В России – т. е. в советской печати – о Достоевском вспоминают сейчас крайне редко. Разумеется, это не мерило действительного интереса к нему. Назвать имя автора «Карамазовых» в списке «любимых писателей» препятствует не только его репутация реакционера, но и весь внутренний строй его творчества. Каждый знает, что помирить Достоевского с советской идеологией или советским жизнеощущением, как бы ни были растяжимы эти понятия – невозможно. Или – или. Нечего, значит, и ждать, чтобы кто-нибудь сам себя уличил в столь глубокой «несозвучности». Но, кажется, влечение к Достоевскому и в самом деле там очень слабо, особенно у новых читателей: новых по возрасту или по социальному положению. Этот новый читатель проще Достоевского – и спокойнее его. Я едва не написал «счастливее». Дело, конечно, не в личном счастье, не в индивидуальной удачливости судьбы и даже не в так называемых «объективных данных», а в основном восприятии жизни. Там восприятие – спокойное и счастливое. С точки зрения Достоевского, «под углом» его, оно чуть-чуть тронуто пошлостью. Но зато и он, Достоевский, с той точки зрения, под тем углом, «чуть-чуть сумасшедший»: у него жар, он бредит. Оба взаимных обвинения по своему законны, и многие из нас тут безотчетно готовы бы признать «ненормальность» Достоевского, не будучи ни социально, ни возрастно связаны с новыми русскими «массами». Причина именно в ощущении жизни. И наступающие сейчас сумерки Достоевского показательны и значительны именно как признак изменений в этой области. Пристально вглядываясь в то, что происходит вокруг – в разных областях культуры, – понимаешь, как естественно охлаждение к нему и в каком оно соответствии со всеми «новыми веяниями». Достоевского нельзя было продолжать. Инстинкт самосохранения должен был вызвать противодействие ему.

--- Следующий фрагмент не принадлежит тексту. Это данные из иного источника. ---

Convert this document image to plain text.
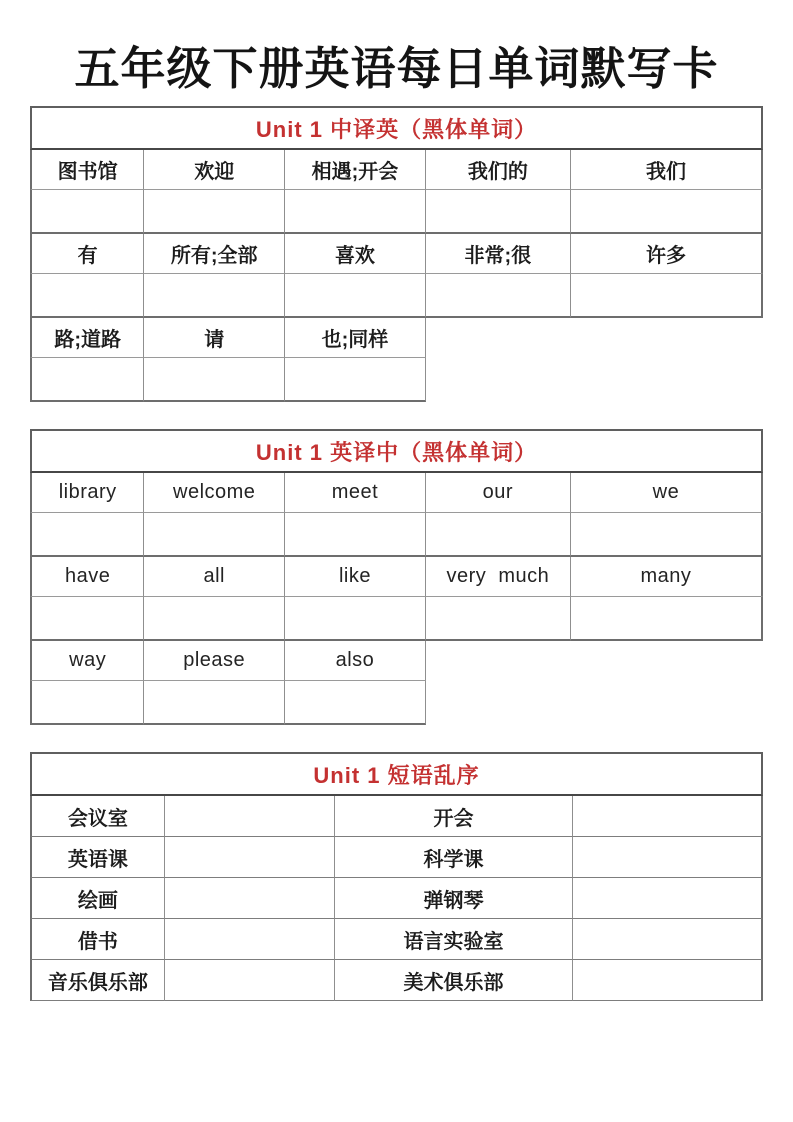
五年级下册英语每日单词默写卡
Unit 1 中译英（黑体单词）
图书馆	欢迎	相遇;开会	我们的	我们
有	所有;全部	喜欢	非常;很	许多
路;道路	请	也;同样
Unit 1 英译中（黑体单词）
library	welcome	meet	our	we
have	all	like	very much	many
way	please	also
Unit 1 短语乱序
会议室	开会
英语课	科学课
绘画	弹钢琴
借书	语言实验室
音乐俱乐部	美术俱乐部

Прошу прощения за короткое отступление pro domo: лично я принадлежу к тем людям, для которых Достоевский был и остается самым сильным, самым «потрясающим» литературным впечатлением в жизни, единственным, вне всяких сравнений, навеки неизгладимым. Потом, лет через десять, после того как прочитаны, проглочены «Бесы» и «Карамазовы» («Бесы» – на первом месте), в остывших, зрелых размышлениях многое становится ясным, – и начинается внутренняя тяжба с Достоевским. Но кто раз попал к нему в плен, едва ли способен освободиться оттуда вполне. Беспристрастие оказывается призрачным. Судить приходится, пытаясь отойти в сторону, но от самого себя в сторону не уйдешь. Только общее неизбежное подчинение человека духу времени (или соучастие в нем) дает право говорить «мы» даже в тех случаях, когда несговорчивое «я» склонно было бы остаться при особом мнении.